Micron Technology Inc. shares rose in the extended session Tuesday after the memory-chip maker’s results topped lowered expectations for the quarter and executives forecast improvement in the fourth quarter even though actual numbers were shy of Wall Street expectations.
Micron MU, -1.54% shares, which had been up 5% when the call started, were last up 10% after hours following the company’s outlook. Shares declined 1.5% to close the regular session at $32.68. In comparison, the S&P 500 index SPX, -0.95% finished down 1%, while the Nasdaq Composite Index COMP, -1.51% and the PHLX Semiconductor Index SOX, -1.48% both declined 1.5%.
On the conference call, Micron Chief Executive Sanjay Mehrotra said he expects “strong sequential growth” in the fourth quarter as inventory problems improve.
“This reinforces our confidence that good demand for DRAM will return to healthy year-over-year growth in the second half of calendar 2019,” Mehrotra said. “NAND bit demand is also increasing in most markets as elasticity kicks in response to price declines over the last year.”

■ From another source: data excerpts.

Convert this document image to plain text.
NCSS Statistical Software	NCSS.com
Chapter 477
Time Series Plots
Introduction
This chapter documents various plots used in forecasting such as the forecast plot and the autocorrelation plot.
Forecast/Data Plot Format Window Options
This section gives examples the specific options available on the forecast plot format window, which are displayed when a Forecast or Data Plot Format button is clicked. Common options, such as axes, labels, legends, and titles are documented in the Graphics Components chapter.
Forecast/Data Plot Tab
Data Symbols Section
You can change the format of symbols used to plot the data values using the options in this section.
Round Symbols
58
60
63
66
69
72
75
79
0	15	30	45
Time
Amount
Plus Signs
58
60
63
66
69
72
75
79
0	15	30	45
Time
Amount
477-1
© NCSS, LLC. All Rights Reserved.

DRAM, or dynamic random access memory, is the type of memory commonly used in PCs and servers, while NAND chips are the flash memory chips used in USB drives and smaller devices such as digital cameras.

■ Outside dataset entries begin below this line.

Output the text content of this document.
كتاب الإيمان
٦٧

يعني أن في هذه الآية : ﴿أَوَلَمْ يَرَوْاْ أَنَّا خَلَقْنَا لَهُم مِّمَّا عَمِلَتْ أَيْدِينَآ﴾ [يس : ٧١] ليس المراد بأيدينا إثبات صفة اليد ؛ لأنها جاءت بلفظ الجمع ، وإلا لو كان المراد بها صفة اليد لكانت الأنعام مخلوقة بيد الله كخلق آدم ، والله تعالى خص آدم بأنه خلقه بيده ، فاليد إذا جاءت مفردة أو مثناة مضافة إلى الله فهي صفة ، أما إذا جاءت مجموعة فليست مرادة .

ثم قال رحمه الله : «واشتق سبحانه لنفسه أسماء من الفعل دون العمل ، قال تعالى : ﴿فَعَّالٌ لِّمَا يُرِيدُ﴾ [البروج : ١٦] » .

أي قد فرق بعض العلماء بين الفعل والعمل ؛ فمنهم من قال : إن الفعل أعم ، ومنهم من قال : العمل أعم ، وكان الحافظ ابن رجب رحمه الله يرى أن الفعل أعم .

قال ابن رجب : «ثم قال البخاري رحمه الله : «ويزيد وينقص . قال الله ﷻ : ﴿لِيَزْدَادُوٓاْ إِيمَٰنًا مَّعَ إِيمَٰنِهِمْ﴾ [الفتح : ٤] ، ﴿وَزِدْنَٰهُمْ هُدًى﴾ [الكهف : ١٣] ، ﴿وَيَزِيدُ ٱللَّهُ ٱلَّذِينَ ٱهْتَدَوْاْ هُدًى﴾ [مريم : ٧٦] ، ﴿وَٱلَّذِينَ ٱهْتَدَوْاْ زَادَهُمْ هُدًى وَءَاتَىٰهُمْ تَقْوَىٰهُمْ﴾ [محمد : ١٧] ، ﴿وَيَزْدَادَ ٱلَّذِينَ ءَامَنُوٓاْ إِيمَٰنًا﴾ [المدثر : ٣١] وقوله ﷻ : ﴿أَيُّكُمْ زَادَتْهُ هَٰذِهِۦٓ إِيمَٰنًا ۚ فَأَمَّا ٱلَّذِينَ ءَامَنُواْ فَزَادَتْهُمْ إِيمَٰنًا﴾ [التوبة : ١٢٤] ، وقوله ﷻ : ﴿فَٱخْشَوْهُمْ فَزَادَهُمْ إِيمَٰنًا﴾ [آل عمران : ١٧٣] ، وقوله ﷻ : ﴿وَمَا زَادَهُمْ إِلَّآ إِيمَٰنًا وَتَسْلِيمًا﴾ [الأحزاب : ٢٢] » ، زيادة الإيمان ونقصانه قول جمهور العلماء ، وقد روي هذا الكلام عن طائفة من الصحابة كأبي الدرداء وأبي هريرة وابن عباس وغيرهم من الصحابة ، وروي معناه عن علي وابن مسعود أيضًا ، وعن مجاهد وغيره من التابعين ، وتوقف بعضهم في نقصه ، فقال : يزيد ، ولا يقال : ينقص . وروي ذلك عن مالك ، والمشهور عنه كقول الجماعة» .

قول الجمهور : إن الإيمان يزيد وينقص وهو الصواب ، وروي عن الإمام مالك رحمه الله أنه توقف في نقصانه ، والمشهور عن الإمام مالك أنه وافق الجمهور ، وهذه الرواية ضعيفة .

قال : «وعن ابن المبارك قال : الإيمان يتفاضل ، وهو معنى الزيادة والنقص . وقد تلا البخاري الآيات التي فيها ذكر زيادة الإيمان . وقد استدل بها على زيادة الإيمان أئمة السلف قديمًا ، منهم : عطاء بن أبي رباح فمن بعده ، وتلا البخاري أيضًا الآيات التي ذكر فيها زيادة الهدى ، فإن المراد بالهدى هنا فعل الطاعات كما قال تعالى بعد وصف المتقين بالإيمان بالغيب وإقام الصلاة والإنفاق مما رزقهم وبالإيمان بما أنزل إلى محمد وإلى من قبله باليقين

“Both the DRAM and NAND markets remain oversupplied,” said Chief Financial Officer David Zinsner on the call. “Having said that, we are starting to see some signs of bit-demand improvement. As Sanjay mentioned, we expect strong growth in our DRAM bit shipments for the cloud graphics and PC markets in fiscal fourth quarter, followed by more normal bit growth in fiscal first quarter.”
While Mehrotra and Zinsner expressed optimism, bottom-line and top-line forecasts paled in comparison to Wall Street expectations.

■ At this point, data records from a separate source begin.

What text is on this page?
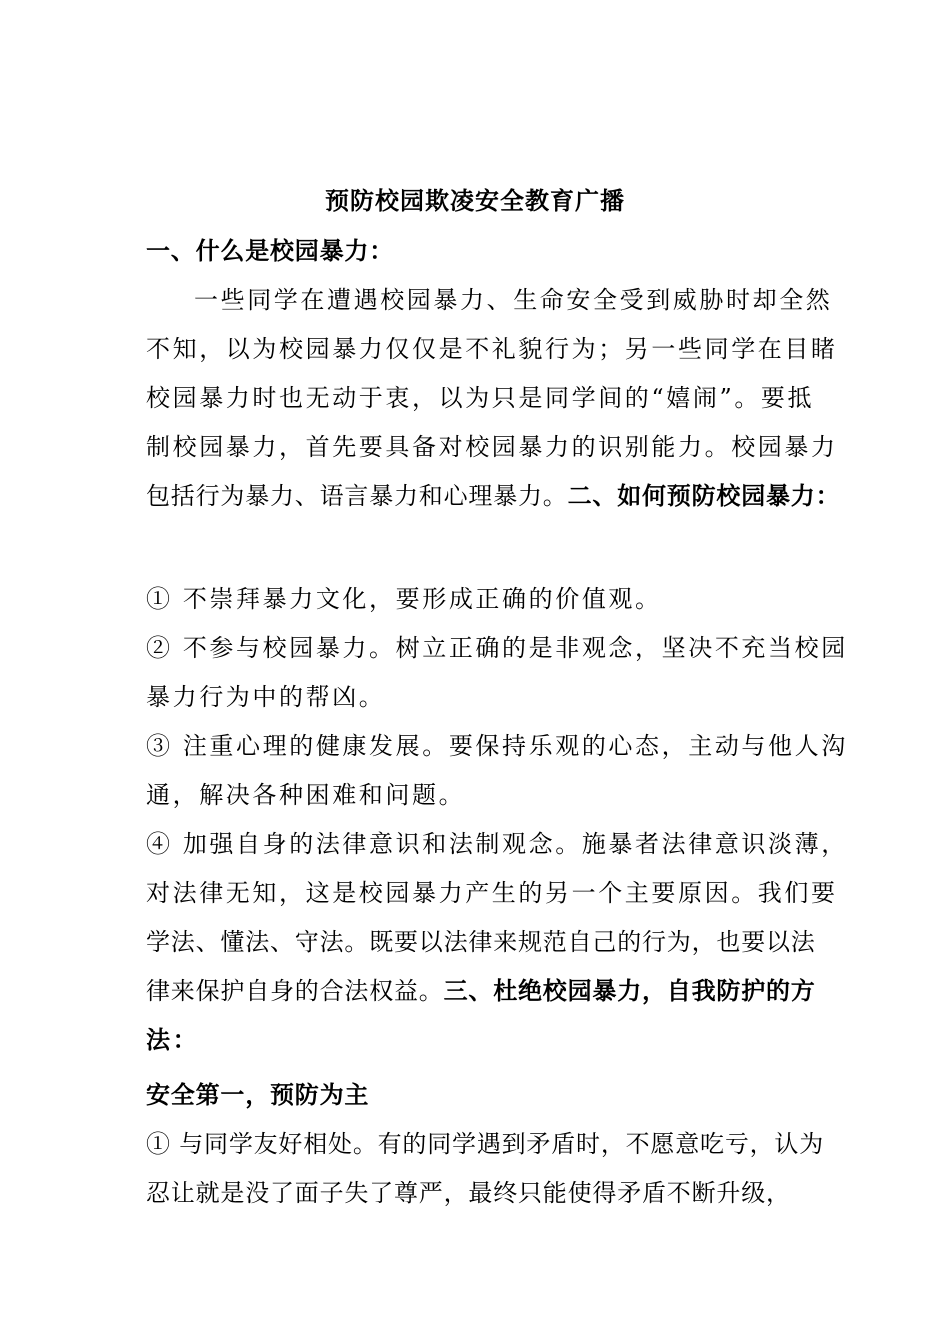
预防校园欺凌安全教育广播
一、什么是校园暴力：
一些同学在遭遇校园暴力、生命安全受到威胁时却全然
不知，以为校园暴力仅仅是不礼貌行为；另一些同学在目睹
校园暴力时也无动于衷，以为只是同学间的“嬉闹”。要抵
制校园暴力，首先要具备对校园暴力的识别能力。校园暴力
包括行为暴力、语言暴力和心理暴力。二、如何预防校园暴力：
① 不崇拜暴力文化，要形成正确的价值观。
② 不参与校园暴力。树立正确的是非观念，坚决不充当校园
暴力行为中的帮凶。
③ 注重心理的健康发展。要保持乐观的心态，主动与他人沟
通，解决各种困难和问题。
④ 加强自身的法律意识和法制观念。施暴者法律意识淡薄，
对法律无知，这是校园暴力产生的另一个主要原因。我们要
学法、懂法、守法。既要以法律来规范自己的行为，也要以法
律来保护自身的合法权益。三、杜绝校园暴力，自我防护的方
法：
安全第一，预防为主
① 与同学友好相处。有的同学遇到矛盾时，不愿意吃亏，认为
忍让就是没了面子失了尊严，最终只能使得矛盾不断升级，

Zinsner forecast adjusted fourth-quarter earnings of 38 cents to 52 cents a share on revenue of $4.2 billion to $4.7 billion. Analysts polled by FactSet had estimated 58 cents a share on revenue of $4.56 billion.
The company reported fiscal third-quarter net income of $840 million, or 74 cents a share, compared with $3.82 billion, or $3.10 a share, in the year-ago period.
Adjusted earnings were $1.05 a share. Revenue fell to $4.79 billion from $7.8 billion in the year-ago quarter. Analysts surveyed by FactSet had forecast earnings of 79 cents a share on revenue of $4.67 billion.
At the beginning of the third quarter, the Street had been estimating $1.36 a share on revenue of $5.59 billion.
Micron also said it planned to reduce capital expenditures in fiscal 2020 “to help improve industry supply-demand balance.”